Bem, não tinha lido as postagens do Thiago Baptista.

Acho que chovi no molhado...

Zé Luís.

Anônimo disse...

Segue um link para uma entrevista do Richard Dawkins cedida à revista "Veja":

http://www.jornaldaciencia.org.br/Detalhe.jsp?id=28483

Não vejo como suas posições possam ser retrógradas ou neoliberais, mas isso é secundário. O fato importante é o apelo à ciência e a oposição intransigente à religião, o que caracteriza, aliás, o materialismo na sua forma militante.

[]'s

Zé Luís
zeluis1977@gmail.com

Fernando Deslock disse...

Meus caros, vejo que existe uma necessidade de expor alguns elementos para uma maior analise:

a - Existe duas correntes de pensamento evolutivo: a) saltacionismo (que deu origem ao neutralismo) e o gradualismo (o que deu origem ao selecionismo).

b - Ciências experimentais, como a física, química e biologia, tem métodologia própria e experimental, diferente do que podemos afirmar em sociologia.

Quando oportunistas, como Herbet Spencer, que utilizou dos postulados de Darwin para criar o DARWINISMO SOCIAL, alguns sociólogos como GILBERTO FREYRE resolveram encarar o Lamarkismo a melhor teoria, pois a lei do uso e desuso estaria de melhor conformidade dos textos que produz. É notório que nesta época que Freyre escreveu CASA GRANDE E SENZALA era típico a existência de grupos que defendiam a eugenia (uma aberração ideológica feita por gente que achavam que tinham entendido o que Darwin tinha escrito).

Atribuir o título neoliberal a Dawkins é, em suma, imaturidade intelectual, o desconhecimento da matéria e da obra do mesmo. Se os genes em si são considerados as unidades fundamentais e funcionais da evolução e que eles se comportam de maneira egoísta, serve de pretesto pra afirmar que ele está sendo um dos teóricos embasadores desta nefasta ação do capitalismo contra os povos de países subdesenvolvidos?

O que vem a ser fundamentalismo ateísta? Dawkins, em sua obra, mostrou-se incoerente e prolixo em relação ao ateísmo? Um ateu coerente respeita o seu direito de ter uma religião, porém é combativo no que diz respeito quando opiniões derivadas de pensamentos religiosos interfiram com opiniões públicas (tal como José Serra não poupou nesta campanha politica).

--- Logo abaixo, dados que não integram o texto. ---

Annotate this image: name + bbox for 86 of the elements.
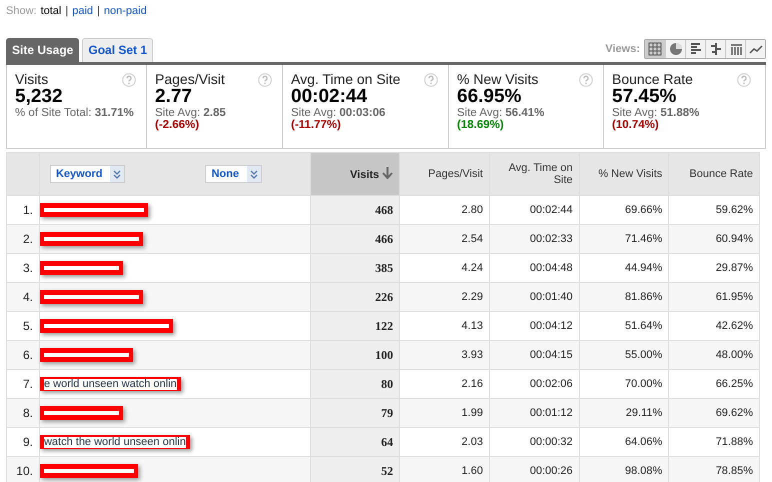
- keyword-text: watch the world unseen onlin: [44, 436, 186, 448]
- metric-title: Visits: [15, 71, 48, 87]
- table-cell: 69.62%: [668, 398, 760, 428]
- compare-icon: [708, 42, 722, 56]
- metric-comparison: Site Avg: 00:03:06: [291, 107, 386, 119]
- metric-title: Bounce Rate: [612, 71, 693, 87]
- dimension-dropdown[interactable]: None: [205, 165, 262, 183]
- metric-change: (10.74%): [612, 119, 660, 131]
- table-cell: 466: [310, 224, 400, 254]
- table-cell: 2.29: [400, 282, 490, 312]
- table-cell: 122: [310, 312, 400, 340]
- table-cell: 1.60: [400, 456, 490, 482]
- view-button[interactable]: [665, 40, 685, 58]
- grid-icon: [648, 42, 662, 56]
- metric-change: (18.69%): [457, 119, 505, 131]
- caret-icon: [250, 170, 258, 178]
- table-cell: 52: [310, 456, 400, 482]
- table-cell: 226: [310, 282, 400, 312]
- table-cell: 80: [310, 370, 400, 398]
- tab[interactable]: Site Usage: [6, 38, 80, 62]
- pivot-icon: [728, 42, 742, 56]
- metric-comparison: Site Avg: 51.88%: [612, 107, 700, 119]
- table-cell: 00:04:15: [489, 340, 580, 370]
- table-cell: 79: [310, 398, 400, 428]
- view-button[interactable]: [725, 40, 745, 58]
- filter-link[interactable]: paid: [72, 5, 94, 17]
- column-header[interactable]: % New Visits: [579, 152, 669, 196]
- table-cell: 98.08%: [579, 456, 669, 482]
- table-cell: 64: [310, 428, 400, 456]
- view-button[interactable]: [705, 40, 725, 58]
- column-header[interactable]: Avg. Time on Site: [489, 152, 580, 196]
- table-cell: 00:00:26: [489, 456, 580, 482]
- table-cell: 100: [310, 340, 400, 370]
- caret-icon: [113, 170, 122, 178]
- table-cell: 55.00%: [579, 340, 669, 370]
- row-number: 8.: [6, 398, 40, 428]
- metric-value: 57.45%: [612, 87, 678, 107]
- table-cell: 60.94%: [668, 224, 760, 254]
- filter-link[interactable]: non-paid: [104, 5, 147, 17]
- table-cell: 00:02:33: [489, 224, 580, 254]
- filter-link[interactable]: total: [40, 5, 62, 17]
- table-cell: 81.86%: [579, 282, 669, 312]
- metric-title: % New Visits: [457, 71, 538, 87]
- metric-comparison: Site Avg: 2.85: [155, 107, 227, 119]
- view-button[interactable]: [745, 40, 765, 58]
- view-button[interactable]: [645, 40, 665, 58]
- metric-comparison: % of Site Total: 31.71%: [15, 107, 135, 119]
- sort-arrow-icon: [382, 167, 394, 179]
- keyword-text: e world unseen watch onlin: [44, 378, 177, 390]
- metric-value: 2.77: [155, 87, 192, 107]
- row-number: 2.: [6, 224, 40, 254]
- table-cell: 1.99: [400, 398, 490, 428]
- table-cell: 78.85%: [668, 456, 760, 482]
- metric-value: 5,232: [15, 87, 64, 107]
- table-cell: 61.95%: [668, 282, 760, 312]
- metric-comparison: Site Avg: 56.41%: [457, 107, 546, 119]
- metric-change: (-2.66%): [155, 119, 200, 131]
- column-header[interactable]: Bounce Rate: [668, 152, 760, 196]
- table-cell: 00:01:40: [489, 282, 580, 312]
- dimension-dropdown[interactable]: Keyword: [50, 165, 126, 183]
- metric-title: Avg. Time on Site: [291, 71, 400, 87]
- view-button[interactable]: [685, 40, 705, 58]
- metric-value: 66.95%: [457, 87, 522, 107]
- metric-value: 00:02:44: [291, 87, 368, 107]
- bar-list-icon: [688, 42, 702, 56]
- row-number: 6.: [6, 340, 40, 370]
- separator-text: |: [97, 5, 100, 17]
- table-cell: 385: [310, 254, 400, 282]
- column-header[interactable]: Visits: [310, 152, 400, 196]
- views-label: Views:: [605, 43, 640, 55]
- row-number: 10.: [6, 456, 40, 482]
- show-label: Show:: [6, 5, 37, 17]
- row-number: 4.: [6, 282, 40, 312]
- table-cell: 71.46%: [579, 224, 669, 254]
- separator-text: |: [65, 5, 68, 17]
- column-header[interactable]: Pages/Visit: [400, 152, 490, 196]
- table-cell: 48.00%: [668, 340, 760, 370]
- table-cell: 00:01:12: [489, 398, 580, 428]
- table-cell: 29.11%: [579, 398, 669, 428]
- metric-title: Pages/Visit: [155, 71, 225, 87]
- metric-change: (-11.77%): [291, 119, 342, 131]
- table-cell: 2.54: [400, 224, 490, 254]
- table-cell: 468: [310, 196, 400, 224]
- pie-chart-icon: [668, 42, 682, 56]
- tab[interactable]: Goal Set 1: [82, 38, 154, 62]
- table-cell: 3.93: [400, 340, 490, 370]
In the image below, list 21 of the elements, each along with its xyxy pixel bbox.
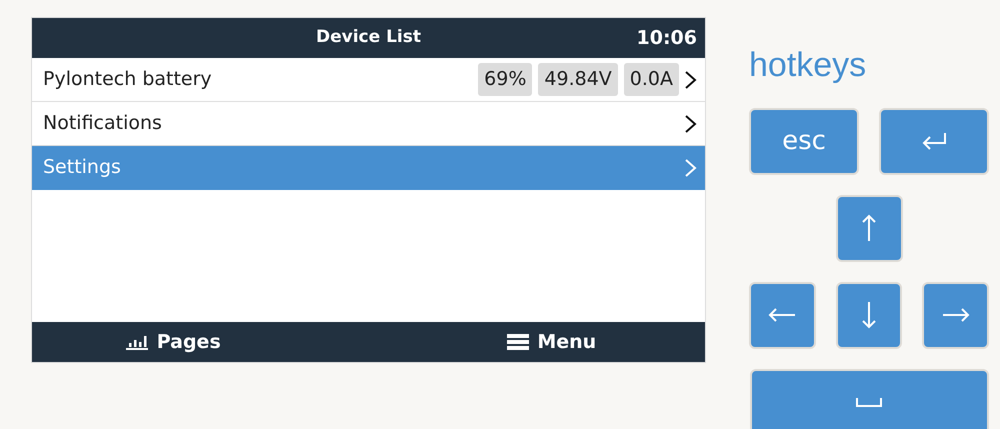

Se o neoliberalismo utiliza de teoria de dawkins, pq então eles não combatem o criacionismo e o design inteligente? As espécies realmente não contribuem umas com as outras no processo de evolução... lembre-se que o objetivo da evolução é sobreviver em um ambiente a ponto de produzir uma descendência viável e dar continuidade a espécie. Porém, as espécies podem criar variações e estas variações continuarem a existir por não ocorrer a pressão de seleção. Na minha opinião, o selecionismo e o neutralismo são fenômenos biológicos complementares.

Recomendo amigo, que leia mais sobre Dawkins e Stephen Jay Gould, ambos expoentes da atualidade no que diz respeito a biologia evolutiva.